London Report: FTSE slides to a five-week low on market fears
BRITAIN’S FTSE 100 slipped to fresh five-week lows yesterday, extending last week’s falls on the back of turmoil in emerging markets and steep slumps in oil and gas firm BG Group and Vodafone.
The FTSE closed down 113.08 points, or 1.7 per cent, at 6,550.66, adding to last week’s 2.4 per cent fall, as worries over emerging markets continued to roil global equity markets. The index is now down three per cent for the year, with the latest pull-back beginning when the index was less than 100 points from all-time peaks.
Britain’s top share index underperformed European peers, with over 80 per cent of its stocks in negative territory, suffering from its substantial global exposure.
Analysts said that weakness in emerging market currencies would potentially hurt the profits of companies that report in sterling.
“Markets have been chased up and have had a sense of vertigo, which makes the FTSE more vulnerable to the catalyst of an emerging market sell-off,” Mike Ingram, market analyst at BGC Partners, said.
“The FTSE could well continue to underperform its European peers the longer these EM worries go on, particularly if we see sterling strength.”
BG Group contributed 22.7 points to the index’s drop, suffering from political turmoil in Egypt that Ingram said was typical of concerns surrounding emerging markets.

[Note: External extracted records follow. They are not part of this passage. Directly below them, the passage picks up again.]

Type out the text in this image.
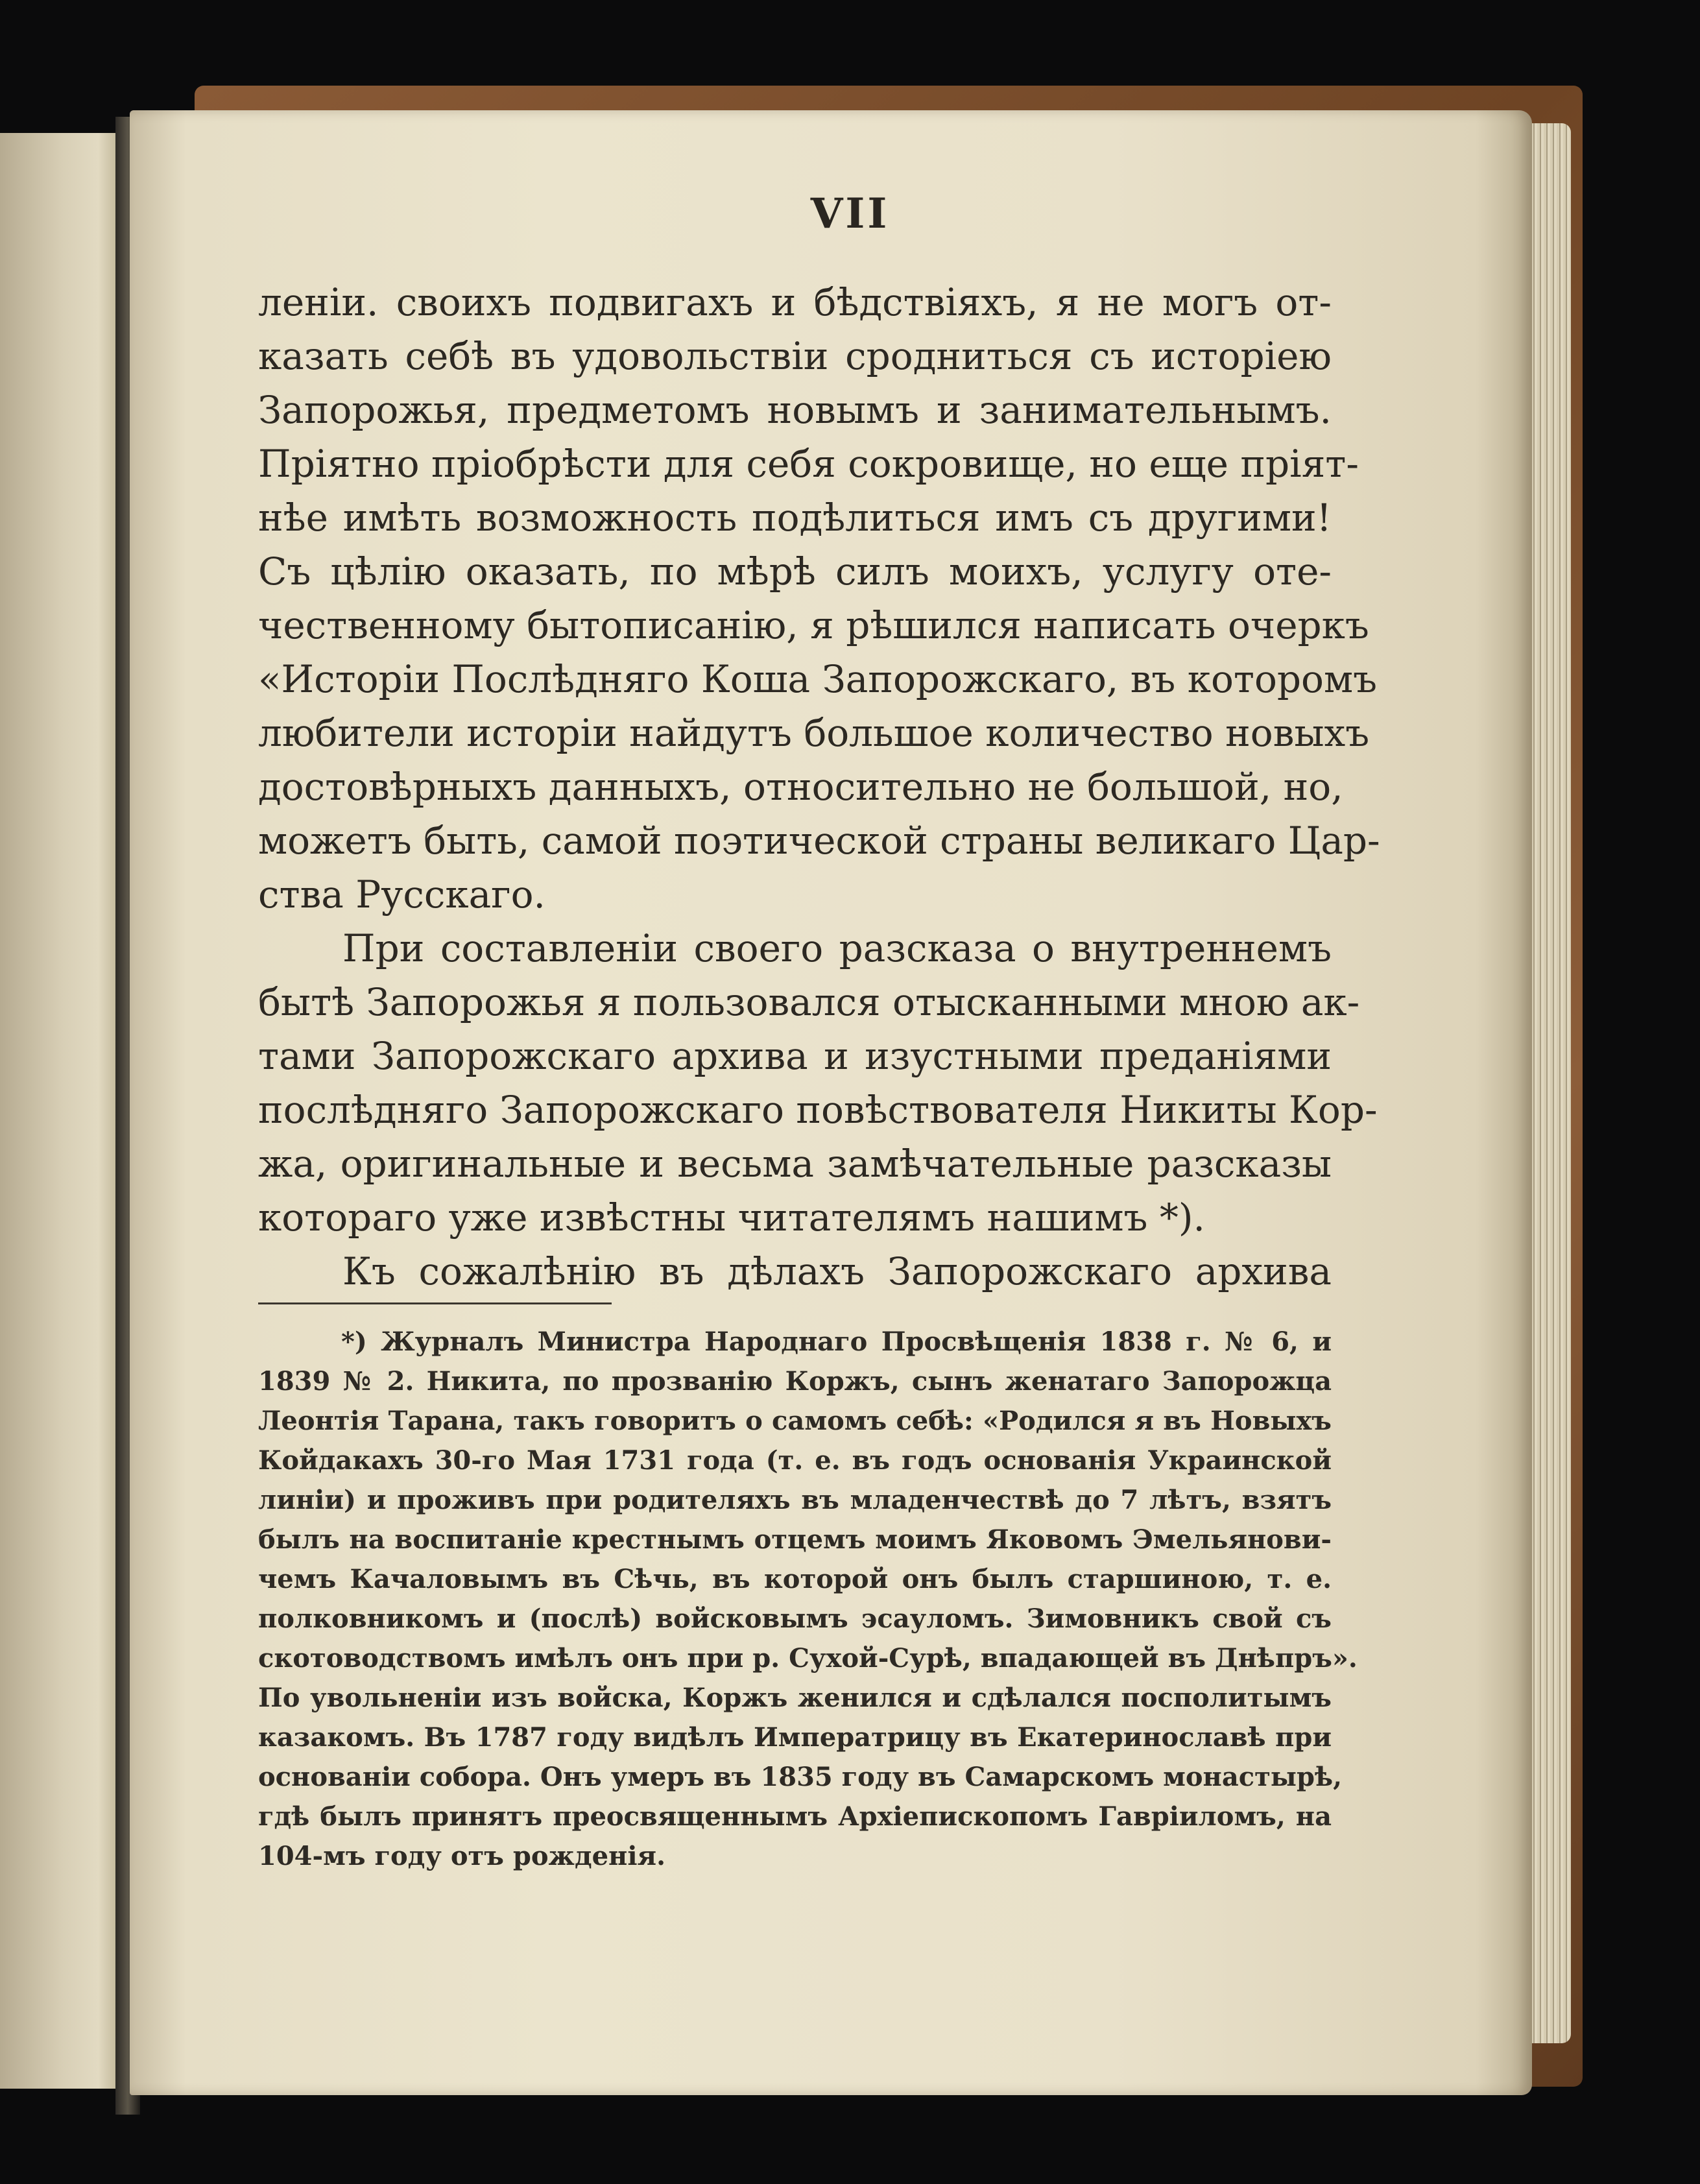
VII
леніи. своихъ подвигахъ и бѣдствіяхъ, я не могъ от-
казать себѣ въ удовольствіи сродниться съ исторіею
Запорожья, предметомъ новымъ и занимательнымъ.
Пріятно пріобрѣсти для себя сокровище, но еще пріят-
нѣе имѣть возможность подѣлиться имъ съ другими!
Съ цѣлію оказать, по мѣрѣ силъ моихъ, услугу оте-
чественному бытописанію, я рѣшился написать очеркъ
«Исторіи Послѣдняго Коша Запорожскаго, въ которомъ
любители исторіи найдутъ большое количество новыхъ
достовѣрныхъ данныхъ, относительно не большой, но,
можетъ быть, самой поэтической страны великаго Цар-
ства Русскаго.
При составленіи своего разсказа о внутреннемъ
бытѣ Запорожья я пользовался отысканными мною ак-
тами Запорожскаго архива и изустными преданіями
послѣдняго Запорожскаго повѣствователя Никиты Кор-
жа, оригинальные и весьма замѣчательные разсказы
котораго уже извѣстны читателямъ нашимъ *).
Къ сожалѣнію въ дѣлахъ Запорожскаго архива
*) Журналъ Министра Народнаго Просвѣщенія 1838 г. № 6, и
1839 № 2. Никита, по прозванію Коржъ, сынъ женатаго Запорожца
Леонтія Тарана, такъ говоритъ о самомъ себѣ: «Родился я въ Новыхъ
Койдакахъ 30-го Мая 1731 года (т. е. въ годъ основанія Украинской
линіи) и проживъ при родителяхъ въ младенчествѣ до 7 лѣтъ, взятъ
былъ на воспитаніе крестнымъ отцемъ моимъ Яковомъ Эмельянови-
чемъ Качаловымъ въ Сѣчь, въ которой онъ былъ старшиною, т. е.
полковникомъ и (послѣ) войсковымъ эсауломъ. Зимовникъ свой съ
скотоводствомъ имѣлъ онъ при р. Сухой-Сурѣ, впадающей въ Днѣпръ».
По увольненіи изъ войска, Коржъ женился и сдѣлался посполитымъ
казакомъ. Въ 1787 году видѣлъ Императрицу въ Екатеринославѣ при
основаніи собора. Онъ умеръ въ 1835 году въ Самарскомъ монастырѣ,
гдѣ былъ принятъ преосвященнымъ Архіепископомъ Гавріиломъ, на
104-мъ году отъ рожденія.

Its shares fell 13.8 per cent – posting their worst day since 1987 – after the company warned that production this year and next would fall short of expectations, calling its guidance for 2014 “disappointing” due to ongoing problems in Egypt.
Vodafone, the third biggest company in the FTSE 100, fell 3.9 per cent to trim a further 16.8 points off the FTSE after US mobile operator AT&T said it was not planning to take over the British-listed firm, putting an end to months of speculation.
The FTSE hit a fresh five-week low, dropping past technical support at both the 100-day and 200-day moving averages. The sell-off has seen the index drop from technically overbought conditions, according to the seven-day relative strength indicator (RSI), into oversold territory in less than a week.
Technical charts suggest there is scope for future weakness, as the falls started when the index was less than 10 points away from the May 2013 peak and so close to all-time highs.